Кусты затрещали, послышался забористый мат: «уткой в сраку тебя ебать!» — очень уж в стиле Тони, но сказанный голосом Наташи, а затем вывалилось и само чудное видение, к появлению которого на звук стеклись и Брюс с Баки.
— Ну почему я должен был оказаться в гребаных кустах? — ругалась Наташа… и одновременно не она: темноволосая, с более плотными чертами и очень старковскими интонациями. — Привет!
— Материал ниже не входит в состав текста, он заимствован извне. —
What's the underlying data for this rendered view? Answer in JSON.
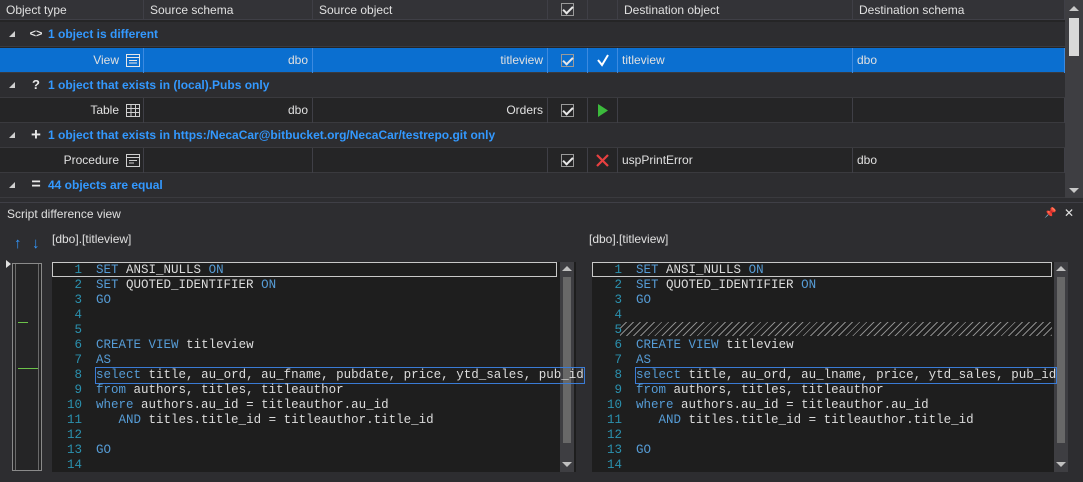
{
  "grid": {
    "columns": [
      "Object type",
      "Source schema",
      "Source object",
      "",
      "",
      "Destination object",
      "Destination schema"
    ],
    "groups": [
      {
        "label": "1 object is different",
        "icon": "<>"
      },
      {
        "label": "1 object that exists in (local).Pubs only",
        "icon": "?"
      },
      {
        "label": "1 object that exists in https:/NecaCar@bitbucket.org/NecaCar/testrepo.git only",
        "icon": "+"
      },
      {
        "label": "44 objects are equal",
        "icon": "="
      }
    ],
    "rows": [
      {
        "type": "View",
        "source_schema": "dbo",
        "source_object": "titleview",
        "dest_object": "titleview",
        "dest_schema": "dbo"
      },
      {
        "type": "Table",
        "source_schema": "dbo",
        "source_object": "Orders",
        "dest_object": "",
        "dest_schema": ""
      },
      {
        "type": "Procedure",
        "source_schema": "",
        "source_object": "",
        "dest_object": "uspPrintError",
        "dest_schema": "dbo"
      }
    ]
  },
  "panel": {
    "title": "Script difference view",
    "pin": "📌",
    "close": "✕",
    "up": "↑",
    "down": "↓",
    "left_object": "[dbo].[titleview]",
    "right_object": "[dbo].[titleview]"
  },
  "script_left": [
    {
      "n": "1",
      "t": "SET ANSI_NULLS ON"
    },
    {
      "n": "2",
      "t": "SET QUOTED_IDENTIFIER ON"
    },
    {
      "n": "3",
      "t": "GO"
    },
    {
      "n": "4",
      "t": ""
    },
    {
      "n": "5",
      "t": ""
    },
    {
      "n": "6",
      "t": "CREATE VIEW titleview"
    },
    {
      "n": "7",
      "t": "AS"
    },
    {
      "n": "8",
      "t": "select title, au_ord, au_fname, pubdate, price, ytd_sales, pub_id"
    },
    {
      "n": "9",
      "t": "from authors, titles, titleauthor"
    },
    {
      "n": "10",
      "t": "where authors.au_id = titleauthor.au_id"
    },
    {
      "n": "11",
      "t": "   AND titles.title_id = titleauthor.title_id"
    },
    {
      "n": "12",
      "t": ""
    },
    {
      "n": "13",
      "t": "GO"
    },
    {
      "n": "14",
      "t": ""
    }
  ],
  "script_right": [
    {
      "n": "1",
      "t": "SET ANSI_NULLS ON"
    },
    {
      "n": "2",
      "t": "SET QUOTED_IDENTIFIER ON"
    },
    {
      "n": "3",
      "t": "GO"
    },
    {
      "n": "4",
      "t": ""
    },
    {
      "n": "5",
      "t": ""
    },
    {
      "n": "6",
      "t": "CREATE VIEW titleview"
    },
    {
      "n": "7",
      "t": "AS"
    },
    {
      "n": "8",
      "t": "select title, au_ord, au_lname, price, ytd_sales, pub_id"
    },
    {
      "n": "9",
      "t": "from authors, titles, titleauthor"
    },
    {
      "n": "10",
      "t": "where authors.au_id = titleauthor.au_id"
    },
    {
      "n": "11",
      "t": "   AND titles.title_id = titleauthor.title_id"
    },
    {
      "n": "12",
      "t": ""
    },
    {
      "n": "13",
      "t": "GO"
    },
    {
      "n": "14",
      "t": ""
    }
  ],
  "keywords": [
    "SET",
    "ON",
    "GO",
    "CREATE",
    "VIEW",
    "AS",
    "select",
    "from",
    "where",
    "AND"
  ],
  "colors": {
    "accent": "#3399ff",
    "selection": "#0b6fd0",
    "keyword": "#569cd6",
    "line_number": "#2b91af"
  }
}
Чего такие кислые?
Старик Стив совсем не удивился, он улыбался все так же мечтательно.
— Пеппер убьет тебя.
***
Пока Тони, периодически перебиваемый Наташей, рассказывал собравшимся, что с ними случилось, и как они воскресли благодаря Стиву, Локи, превращенному в котика, и Верховному Чародею, Брюс, умный человек, делал заметки левой рукой, а дед-Стив продолжал убеждать Уилсона, что щит обратно не возьмет, Барнс стоял чуть в сторонке со своим фирменным «расслабленным сучьим лицом» (с его разрезом глаз оно получалось трагичным по умолчанию) и не спускал с Тони-Наташи глаз.
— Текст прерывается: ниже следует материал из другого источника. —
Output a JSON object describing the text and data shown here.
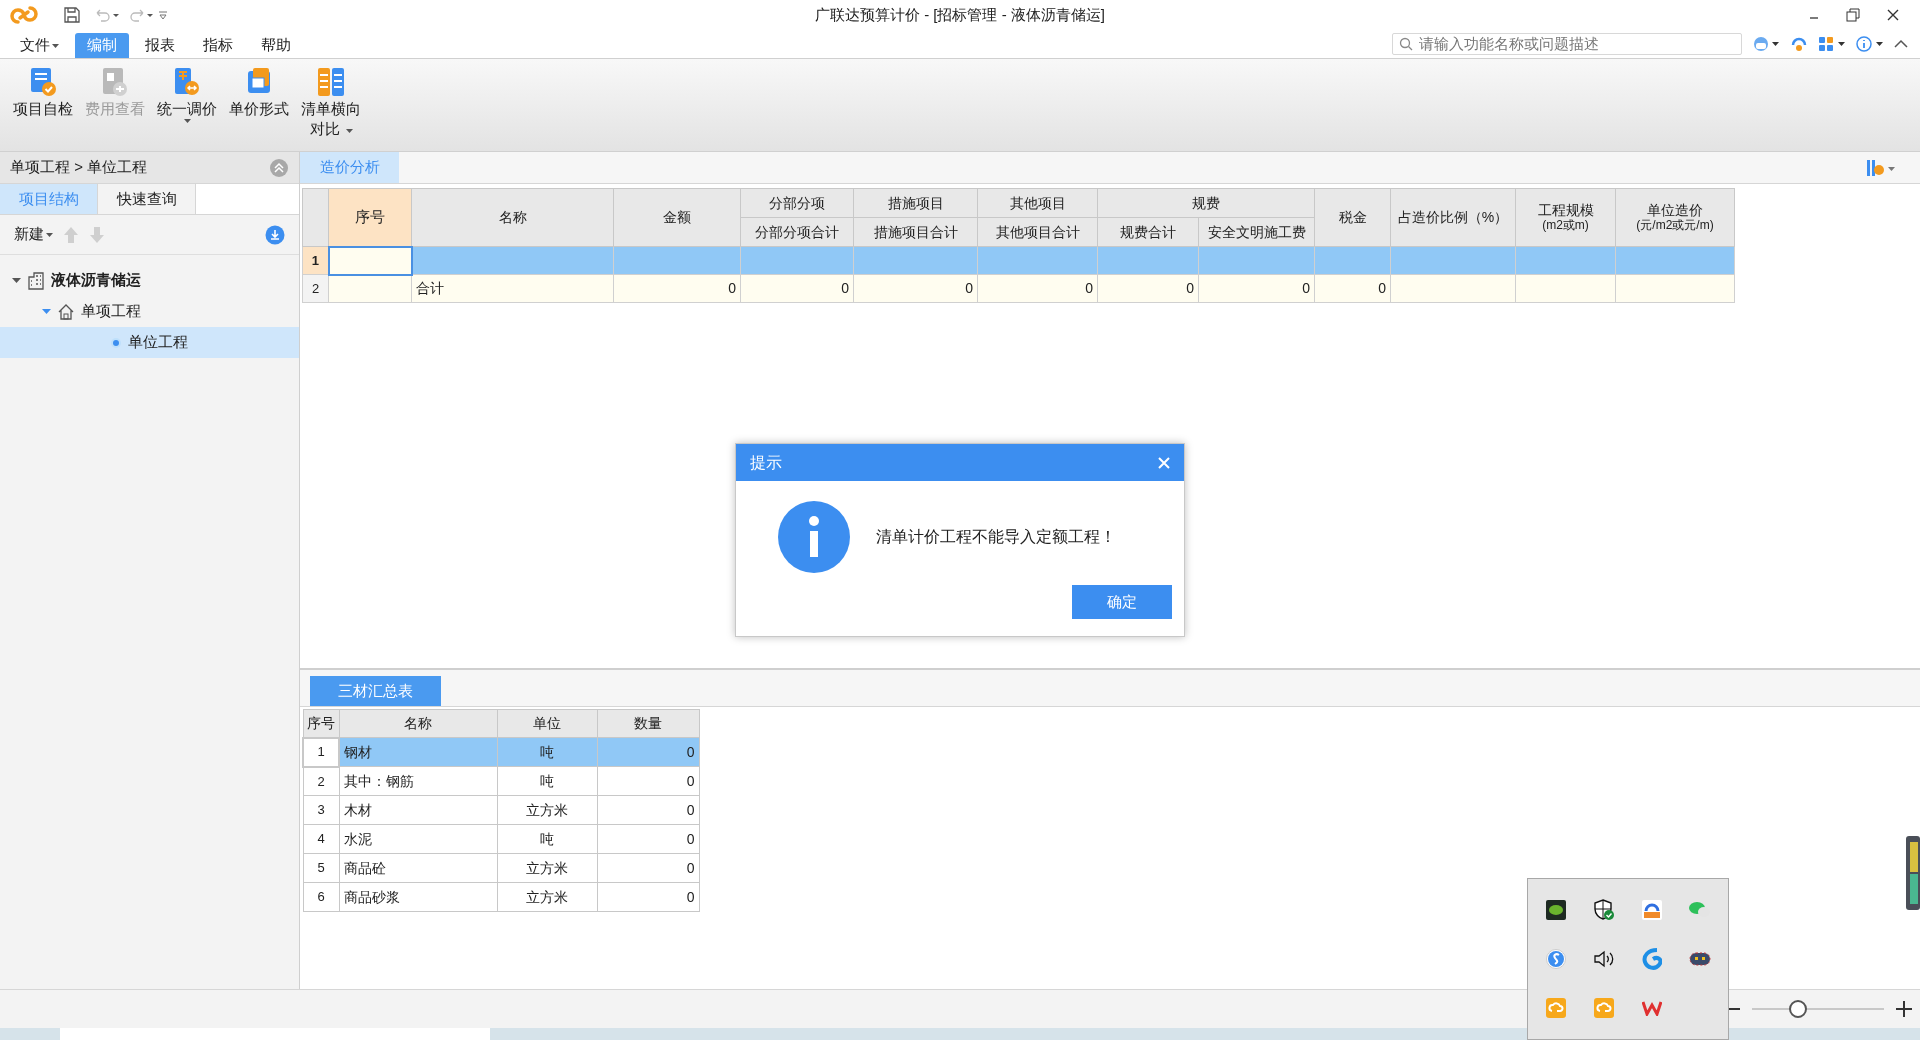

Тони не хотел об этом думать. Наташа, он чувствовал, тоже.
Тони слишком хорошо помнил, как Барнс пытался вытащить реактор у него из груди — больная мозоль после Оби, знаете. А он так не хотел их со Стивом убивать. Морды им, мразям, набить хотел, но не убивать. Ведь Барнс тоже заниматься убийствами по заказу Гидры не хотел, но там Зола и Феннхофф постарались.
Наташа теперь тоже это помнила. В том числе, как хреново ему было.
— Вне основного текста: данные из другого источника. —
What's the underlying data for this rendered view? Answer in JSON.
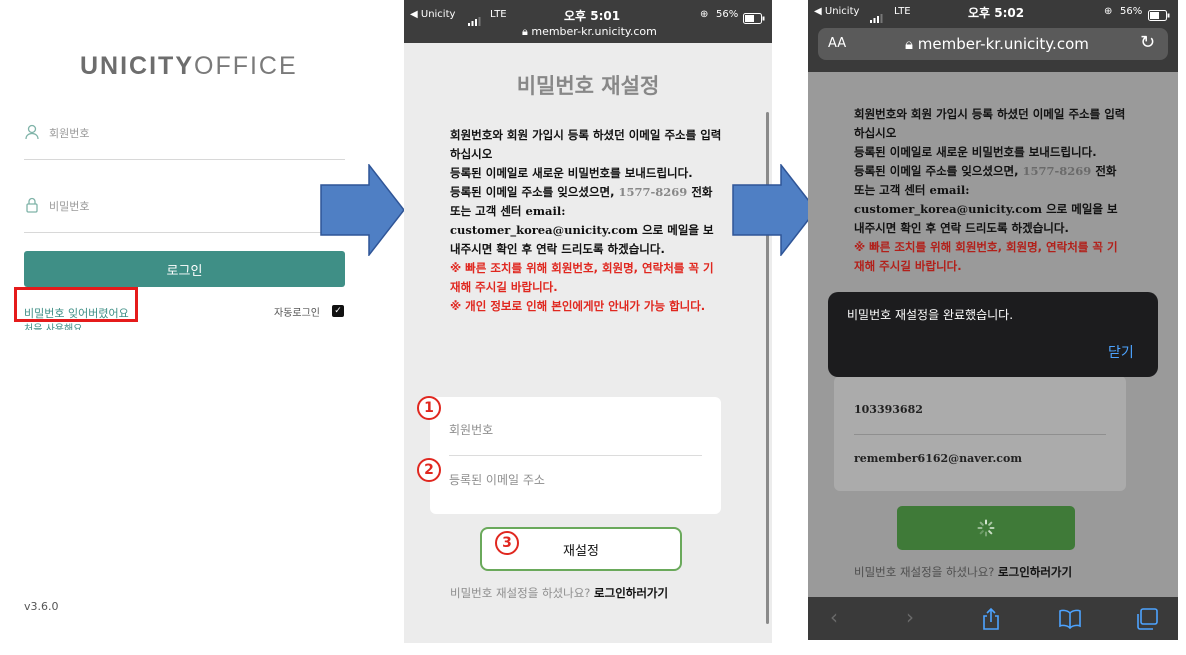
{
  "login": {
    "logo_bold": "UNICITY",
    "logo_light": "OFFICE",
    "member_placeholder": "회원번호",
    "password_placeholder": "비밀번호",
    "login_button": "로그인",
    "forgot_password": "비밀번호 잊어버렸어요",
    "first_time": "처음 사용해요",
    "auto_login": "자동로그인",
    "version": "v3.6.0"
  },
  "reset": {
    "status": {
      "carrier": "◀ Unicity",
      "network": "LTE",
      "time": "오후 5:01",
      "battery": "56%",
      "url": "member-kr.unicity.com"
    },
    "title": "비밀번호 재설정",
    "line1": "회원번호와 회원 가입시 등록 하셨던 이메일 주소를 입력 하십시오",
    "line2": "등록된 이메일로 새로운 비밀번호를 보내드립니다.",
    "line3a": "등록된 이메일 주소를 잊으셨으면,",
    "phone": "1577-8269",
    "line3b": "전화 또는 고객 센터",
    "email_label": "email:",
    "email": "customer_korea@unicity.com",
    "line3c": "으로 메일을 보내주시면 확인 후 연락 드리도록 하겠습니다.",
    "warn1": "※ 빠른 조치를 위해 회원번호, 회원명, 연락처를 꼭 기재해 주시길 바랍니다.",
    "warn2": "※ 개인 정보로 인해 본인에게만 안내가 가능 합니다.",
    "member_placeholder": "회원번호",
    "email_placeholder": "등록된 이메일 주소",
    "submit": "재설정",
    "bottom_text": "비밀번호 재설정을 하셨나요?",
    "bottom_link": "로그인하러가기",
    "step1": "1",
    "step2": "2",
    "step3": "3"
  },
  "done": {
    "status": {
      "carrier": "◀ Unicity",
      "network": "LTE",
      "time": "오후 5:02",
      "battery": "56%",
      "url": "member-kr.unicity.com",
      "text_size": "AA"
    },
    "member_value": "103393682",
    "email_value": "remember6162@naver.com",
    "toast_message": "비밀번호 재설정을 완료했습니다.",
    "toast_close": "닫기",
    "bottom_text": "비밀번호 재설정을 하셨나요?",
    "bottom_link": "로그인하러가기"
  },
  "colors": {
    "brand": "#3f8f86",
    "highlight": "#e51b1b",
    "arrow": "#4f7fc4",
    "warning": "#e0271f",
    "submit_border": "#6aa95b"
  }
}
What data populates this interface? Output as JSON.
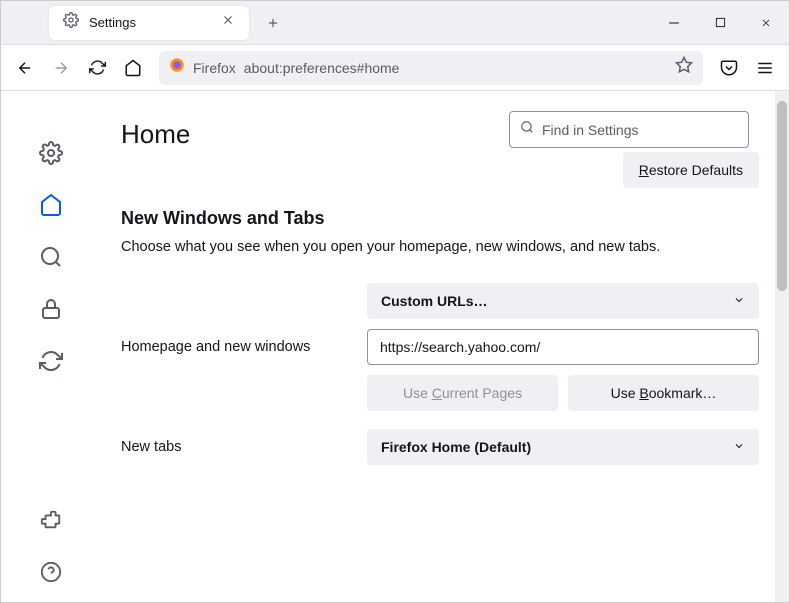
{
  "window": {
    "tab_title": "Settings"
  },
  "toolbar": {
    "url_identity": "Firefox",
    "url_path": "about:preferences#home"
  },
  "search": {
    "placeholder": "Find in Settings"
  },
  "page": {
    "title": "Home",
    "restore_label": "Restore Defaults",
    "section_title": "New Windows and Tabs",
    "section_desc": "Choose what you see when you open your homepage, new windows, and new tabs."
  },
  "homepage": {
    "label": "Homepage and new windows",
    "dropdown": "Custom URLs…",
    "url_value": "https://search.yahoo.com/",
    "use_current": "Use Current Pages",
    "use_bookmark": "Use Bookmark…"
  },
  "newtabs": {
    "label": "New tabs",
    "dropdown": "Firefox Home (Default)"
  }
}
И у нее с этим типом была своя история.
Искра танцевала балет, и танцевала охренительно хорошо. Ее еще с семнадцати лет выпускали на гастроли с небольшими побочными заданиями. В органах она в те времена официально не числилась, но ее верность режиму никто не ставил под сомнение.
…
Конец сорок пятого. После спектакля она обнаруживает около гримерки «трофейного» американского снайпера с амнезией — про этого типа она смутно слышала, его уже год как пытаются завербовать на службу ее доблестные коллеги: снайпер не особо вербуется, и предпочитает тусоваться в китайском квартале в Москве — изучает восточные боевые искусства. Американец признается ей в любви (его русский просто кошмарен), на что Искра закономерно отвечает, что никогда в жизни не станет встречаться с капиталистом. (За это ее долго благодарят: того, чего ребята из иностранного отдела не достигли за год, Искра добилась одной фразой.)
…
Сорок седьмой. Искра лежит в больничной палате, и она уверена, что не выйдет оттуда никогда. Посетителей к ней не пускают. Джеймс каждый вечер взбирается к ее окну по водосточным трубам и рисует на стеклах цветы.
…
— Есть одна экспериментальная разработка, — говорит бархатный прокуренный голос с легким акцентом. Конечно, Искра соглашается. Ей уже нечего терять.
…
Ее везут в лабораторию на каталке. Искра уже едва ли может ходить. Она не помнит, какого черта Джеймс там делает, и кто его пустил, зато хорошо помнит его глаза.
— Колите и мне тоже, — русский он выучил довольно неплохо, но его акцент все еще ужасен. — Я ее не оставлю.